Zum Beispiel die Kostümhäuser, die ihren Fundus aufstocken. Entweder hat man mit denen schon bei der Anfertigung zusammengearbeitet, oder man macht dann einen „Make-to-rent“- Deal, das heißt, man zahlt zum Beispiel einen Schlüssel von sechzig Prozent der Anfertigungskosten plus Material, dafür geht es dann nach Drehschluss zurück in deren Fundus. Dann gibt es eine Sperrfrist, bis der Film rauskommt, plus ein paar Wochen oder Monate. Danach können sie die Kostüme wieder vermieten. So entdeckt der Designer unter Umständen seine Entwürfe Jahre später in ganz überraschenden Konstellationen im Film oder auf der Bühne wieder.
„Guter Geschmack ist eine Anmaßung!"
C/O Vienna Magazine Redakteurin Lisa Peres mit Thomas Oláh beim Interview in seinem Atelier im 4. Wiener Bezirk.
Hat ein Regisseur das letzte Wort beim Kostüm?
Im deutschsprachigen Raum meistens schon. Bei den Amerikanern ist das völlig anders. In den USA gibt es auch die sogenannten „Hired Directors“, also Regisseure, die vom Produzenten engagiert werden, um ein bereits vorliegendes Buch zu inszenieren. Die endgültigen Entscheidungen, auch über künstlerische Fragen, bleiben
bei diesem System immer bei den Produzenten. Das heißt, im Studio beim
Dreh sitzt der Regisseur zwar auf seinem klassischen Regiestuhl, der
Produzent schaut ihm jedoch den ganzen Tag über die Schulter. Selbst bei
den Anproben der Stars ist der Produzent dabei und redet mit.
Wie sind die Unterschiede der Arbeitsweisen in Deutschland und Österreich?

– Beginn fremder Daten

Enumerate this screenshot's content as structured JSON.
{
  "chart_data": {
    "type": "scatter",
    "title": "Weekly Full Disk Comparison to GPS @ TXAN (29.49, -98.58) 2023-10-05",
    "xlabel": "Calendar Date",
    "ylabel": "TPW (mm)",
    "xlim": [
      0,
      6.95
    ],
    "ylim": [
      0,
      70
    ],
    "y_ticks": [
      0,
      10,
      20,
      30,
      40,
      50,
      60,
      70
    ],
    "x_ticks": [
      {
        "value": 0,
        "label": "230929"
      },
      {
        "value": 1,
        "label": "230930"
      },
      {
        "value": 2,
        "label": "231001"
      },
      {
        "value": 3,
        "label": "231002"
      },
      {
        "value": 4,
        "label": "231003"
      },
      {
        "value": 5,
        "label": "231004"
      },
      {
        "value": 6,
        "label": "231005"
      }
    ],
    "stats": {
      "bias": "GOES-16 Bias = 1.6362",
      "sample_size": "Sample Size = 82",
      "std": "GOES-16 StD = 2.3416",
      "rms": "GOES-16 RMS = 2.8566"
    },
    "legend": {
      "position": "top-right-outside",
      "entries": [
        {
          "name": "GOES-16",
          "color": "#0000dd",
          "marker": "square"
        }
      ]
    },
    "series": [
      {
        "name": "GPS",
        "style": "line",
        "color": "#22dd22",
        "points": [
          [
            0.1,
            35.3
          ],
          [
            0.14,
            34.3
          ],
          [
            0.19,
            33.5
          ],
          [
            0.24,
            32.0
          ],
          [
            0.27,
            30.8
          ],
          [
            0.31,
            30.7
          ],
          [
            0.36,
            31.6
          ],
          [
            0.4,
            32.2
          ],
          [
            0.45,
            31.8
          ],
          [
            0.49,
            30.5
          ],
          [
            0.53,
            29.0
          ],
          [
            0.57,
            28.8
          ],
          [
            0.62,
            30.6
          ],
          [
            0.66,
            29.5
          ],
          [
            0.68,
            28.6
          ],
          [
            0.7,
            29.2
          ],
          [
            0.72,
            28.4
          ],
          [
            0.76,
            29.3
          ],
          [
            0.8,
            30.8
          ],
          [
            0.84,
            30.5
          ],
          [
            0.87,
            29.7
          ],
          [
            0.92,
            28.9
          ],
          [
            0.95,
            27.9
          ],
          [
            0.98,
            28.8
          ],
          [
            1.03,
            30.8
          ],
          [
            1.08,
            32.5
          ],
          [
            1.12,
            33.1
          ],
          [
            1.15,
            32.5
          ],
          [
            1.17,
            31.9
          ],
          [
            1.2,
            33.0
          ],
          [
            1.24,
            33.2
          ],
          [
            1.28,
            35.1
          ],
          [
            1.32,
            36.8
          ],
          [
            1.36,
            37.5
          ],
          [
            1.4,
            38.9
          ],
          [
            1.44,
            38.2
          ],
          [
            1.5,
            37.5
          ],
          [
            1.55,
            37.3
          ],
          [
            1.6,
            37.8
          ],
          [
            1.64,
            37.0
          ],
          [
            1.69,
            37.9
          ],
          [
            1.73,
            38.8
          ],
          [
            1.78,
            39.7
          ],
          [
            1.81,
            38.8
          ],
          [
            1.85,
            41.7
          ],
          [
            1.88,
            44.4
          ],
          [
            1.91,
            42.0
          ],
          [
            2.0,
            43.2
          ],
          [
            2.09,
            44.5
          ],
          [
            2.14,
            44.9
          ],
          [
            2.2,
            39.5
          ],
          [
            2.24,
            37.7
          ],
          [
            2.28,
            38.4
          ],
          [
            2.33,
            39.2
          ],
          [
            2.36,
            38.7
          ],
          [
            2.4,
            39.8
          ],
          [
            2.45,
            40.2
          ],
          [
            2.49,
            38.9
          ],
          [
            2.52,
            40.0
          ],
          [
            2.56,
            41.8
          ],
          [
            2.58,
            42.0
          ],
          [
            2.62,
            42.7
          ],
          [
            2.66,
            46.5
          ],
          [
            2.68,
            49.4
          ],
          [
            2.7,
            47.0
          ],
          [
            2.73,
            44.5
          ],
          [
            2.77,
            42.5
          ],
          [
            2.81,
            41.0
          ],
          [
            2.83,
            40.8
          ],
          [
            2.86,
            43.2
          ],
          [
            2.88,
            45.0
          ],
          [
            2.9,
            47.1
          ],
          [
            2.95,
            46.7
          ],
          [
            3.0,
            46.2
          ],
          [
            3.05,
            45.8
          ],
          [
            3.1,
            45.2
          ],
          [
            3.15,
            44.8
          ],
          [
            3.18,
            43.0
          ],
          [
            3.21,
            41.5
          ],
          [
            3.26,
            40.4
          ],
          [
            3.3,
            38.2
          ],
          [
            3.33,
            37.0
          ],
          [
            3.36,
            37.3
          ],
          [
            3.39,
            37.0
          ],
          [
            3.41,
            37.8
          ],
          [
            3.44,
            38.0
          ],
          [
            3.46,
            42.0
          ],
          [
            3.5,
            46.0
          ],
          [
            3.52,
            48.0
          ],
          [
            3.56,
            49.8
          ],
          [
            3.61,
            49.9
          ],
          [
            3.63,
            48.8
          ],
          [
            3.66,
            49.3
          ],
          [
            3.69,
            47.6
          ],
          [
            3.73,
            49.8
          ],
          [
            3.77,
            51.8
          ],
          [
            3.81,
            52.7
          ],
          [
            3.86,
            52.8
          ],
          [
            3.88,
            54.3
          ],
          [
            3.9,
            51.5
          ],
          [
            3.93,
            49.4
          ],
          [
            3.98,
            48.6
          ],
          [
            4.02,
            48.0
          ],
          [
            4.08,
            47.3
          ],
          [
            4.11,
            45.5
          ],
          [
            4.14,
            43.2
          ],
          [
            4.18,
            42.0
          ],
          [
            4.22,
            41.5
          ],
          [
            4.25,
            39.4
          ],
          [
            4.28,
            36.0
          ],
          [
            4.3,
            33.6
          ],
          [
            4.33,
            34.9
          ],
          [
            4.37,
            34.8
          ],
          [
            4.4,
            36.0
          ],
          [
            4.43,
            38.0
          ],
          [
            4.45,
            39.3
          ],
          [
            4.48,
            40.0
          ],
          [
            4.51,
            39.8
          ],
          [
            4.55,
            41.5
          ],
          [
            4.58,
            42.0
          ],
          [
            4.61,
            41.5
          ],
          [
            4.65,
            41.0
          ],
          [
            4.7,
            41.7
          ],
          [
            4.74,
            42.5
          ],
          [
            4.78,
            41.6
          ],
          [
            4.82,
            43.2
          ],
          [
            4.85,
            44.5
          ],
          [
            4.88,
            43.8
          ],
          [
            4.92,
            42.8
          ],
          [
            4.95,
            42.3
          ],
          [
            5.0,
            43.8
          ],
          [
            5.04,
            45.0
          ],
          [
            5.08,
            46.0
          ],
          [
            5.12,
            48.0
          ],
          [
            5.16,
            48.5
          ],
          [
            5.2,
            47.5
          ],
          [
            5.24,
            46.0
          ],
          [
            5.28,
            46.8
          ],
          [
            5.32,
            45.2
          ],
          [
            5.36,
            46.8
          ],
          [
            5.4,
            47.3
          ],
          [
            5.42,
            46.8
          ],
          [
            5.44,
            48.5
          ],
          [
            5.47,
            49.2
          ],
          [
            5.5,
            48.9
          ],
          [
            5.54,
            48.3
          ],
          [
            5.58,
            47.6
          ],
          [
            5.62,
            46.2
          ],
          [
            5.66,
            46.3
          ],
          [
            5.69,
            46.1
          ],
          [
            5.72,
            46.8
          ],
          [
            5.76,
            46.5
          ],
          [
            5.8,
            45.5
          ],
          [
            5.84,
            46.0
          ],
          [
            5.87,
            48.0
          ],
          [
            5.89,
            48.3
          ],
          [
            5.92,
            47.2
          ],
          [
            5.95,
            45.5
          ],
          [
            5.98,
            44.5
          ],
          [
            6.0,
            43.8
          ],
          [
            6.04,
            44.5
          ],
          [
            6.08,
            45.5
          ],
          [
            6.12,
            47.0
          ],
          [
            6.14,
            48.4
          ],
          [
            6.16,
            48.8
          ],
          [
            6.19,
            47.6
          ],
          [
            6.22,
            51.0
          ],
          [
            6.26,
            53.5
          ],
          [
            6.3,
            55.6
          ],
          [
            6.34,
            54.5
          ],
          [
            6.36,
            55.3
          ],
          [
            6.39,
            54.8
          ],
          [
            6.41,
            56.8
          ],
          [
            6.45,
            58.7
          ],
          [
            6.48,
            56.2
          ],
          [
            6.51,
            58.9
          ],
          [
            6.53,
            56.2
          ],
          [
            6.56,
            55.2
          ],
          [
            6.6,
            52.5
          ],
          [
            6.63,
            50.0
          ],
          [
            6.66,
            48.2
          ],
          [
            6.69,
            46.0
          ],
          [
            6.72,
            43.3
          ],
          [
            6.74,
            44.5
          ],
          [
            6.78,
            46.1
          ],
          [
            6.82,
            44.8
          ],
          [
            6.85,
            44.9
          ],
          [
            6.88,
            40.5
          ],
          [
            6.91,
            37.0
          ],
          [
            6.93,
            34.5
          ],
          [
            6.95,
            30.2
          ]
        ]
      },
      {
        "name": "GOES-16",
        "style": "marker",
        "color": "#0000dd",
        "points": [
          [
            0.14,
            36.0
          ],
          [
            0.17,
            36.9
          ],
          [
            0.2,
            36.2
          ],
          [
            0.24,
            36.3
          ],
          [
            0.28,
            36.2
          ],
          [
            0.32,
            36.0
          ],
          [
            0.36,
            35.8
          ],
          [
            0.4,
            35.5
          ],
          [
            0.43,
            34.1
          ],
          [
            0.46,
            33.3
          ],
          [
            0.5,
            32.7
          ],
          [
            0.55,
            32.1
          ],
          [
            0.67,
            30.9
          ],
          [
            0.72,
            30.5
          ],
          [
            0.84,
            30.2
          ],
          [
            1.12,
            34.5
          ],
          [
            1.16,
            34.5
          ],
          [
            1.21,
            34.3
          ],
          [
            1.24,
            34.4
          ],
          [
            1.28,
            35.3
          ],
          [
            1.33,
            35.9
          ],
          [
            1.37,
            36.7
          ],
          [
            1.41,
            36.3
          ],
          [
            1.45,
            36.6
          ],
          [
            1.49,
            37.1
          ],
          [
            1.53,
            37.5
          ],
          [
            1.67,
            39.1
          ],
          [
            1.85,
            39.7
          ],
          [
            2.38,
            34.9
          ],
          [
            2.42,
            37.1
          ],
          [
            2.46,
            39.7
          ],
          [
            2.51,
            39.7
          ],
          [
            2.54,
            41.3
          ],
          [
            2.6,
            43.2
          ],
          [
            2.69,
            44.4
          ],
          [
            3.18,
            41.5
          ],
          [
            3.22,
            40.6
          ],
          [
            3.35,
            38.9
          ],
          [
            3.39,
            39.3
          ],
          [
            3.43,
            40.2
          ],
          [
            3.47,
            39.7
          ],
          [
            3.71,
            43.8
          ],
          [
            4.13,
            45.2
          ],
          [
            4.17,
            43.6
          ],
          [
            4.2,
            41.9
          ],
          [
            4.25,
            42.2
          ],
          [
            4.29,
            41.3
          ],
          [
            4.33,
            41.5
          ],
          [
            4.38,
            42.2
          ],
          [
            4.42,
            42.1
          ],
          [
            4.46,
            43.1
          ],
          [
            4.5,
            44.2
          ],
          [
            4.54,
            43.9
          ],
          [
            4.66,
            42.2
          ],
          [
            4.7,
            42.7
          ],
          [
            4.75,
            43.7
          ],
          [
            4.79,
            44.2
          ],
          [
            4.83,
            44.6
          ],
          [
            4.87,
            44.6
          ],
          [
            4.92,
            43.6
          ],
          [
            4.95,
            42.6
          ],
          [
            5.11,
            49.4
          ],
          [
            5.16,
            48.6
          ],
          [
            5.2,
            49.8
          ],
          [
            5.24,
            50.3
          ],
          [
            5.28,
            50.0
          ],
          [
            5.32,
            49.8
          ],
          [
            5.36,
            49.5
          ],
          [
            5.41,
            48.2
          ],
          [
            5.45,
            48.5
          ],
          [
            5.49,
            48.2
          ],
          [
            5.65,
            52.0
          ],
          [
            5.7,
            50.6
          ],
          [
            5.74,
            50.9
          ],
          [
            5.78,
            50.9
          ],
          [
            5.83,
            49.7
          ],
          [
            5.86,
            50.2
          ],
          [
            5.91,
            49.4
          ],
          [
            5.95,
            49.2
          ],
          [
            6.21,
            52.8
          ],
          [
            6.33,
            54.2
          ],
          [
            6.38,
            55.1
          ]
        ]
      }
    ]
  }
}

In Wien muss erst eine Übereinstimmung herrschen. Man geht zum Heurigen, mit der persönlichen Geschichte kommt es zu einer wechselseitigen Akzeptanz. Das kann man dann als solides Fundament nutzen für das Geschäftliche. In Berlin ist es umgekehrt. Man macht zuerst den Job gut, wenn sich daraus in Folge was Privates ergibt, dann ist das schön, wenn nicht, ist das auch egal.
Woher beziehst Du Deine Kostümstoffe?
Ganz unterschiedlich. Bei Maximilian für die Figur der Maria von Burgund haben wir Seidensamt mit Bronzefarben in einem traditionellen Hamburger Handwerksbetrieb bedrucken lassen. Der König von Frankreich hingegen trägt einen blauen Samtmantel. Zwar ist der Stoff ein Industrieprodukt, dann aber haben wir den blau gefärbt und nach Indien geschickt und 250 Schwertlilien aus Goldfäden von Hand darauf sticken lassen.
In Venedig beschäftigten wir eine Stoffweberei, die ganz unglaubliche Brokate und mittelalterliche Muster von Hand weben. Da ist der Meter so irrwitzig teuer, das ist völlig verrückt. Da haben wir uns nur ein ganz, ganz kleines Stück leisten dürfen. Andere Stoffe kaufen wir nach Kilopreisen bei einem Restpostenlager hinter Florenz. Da kostet das Kilo ein oder fünf Euro, je nachdem.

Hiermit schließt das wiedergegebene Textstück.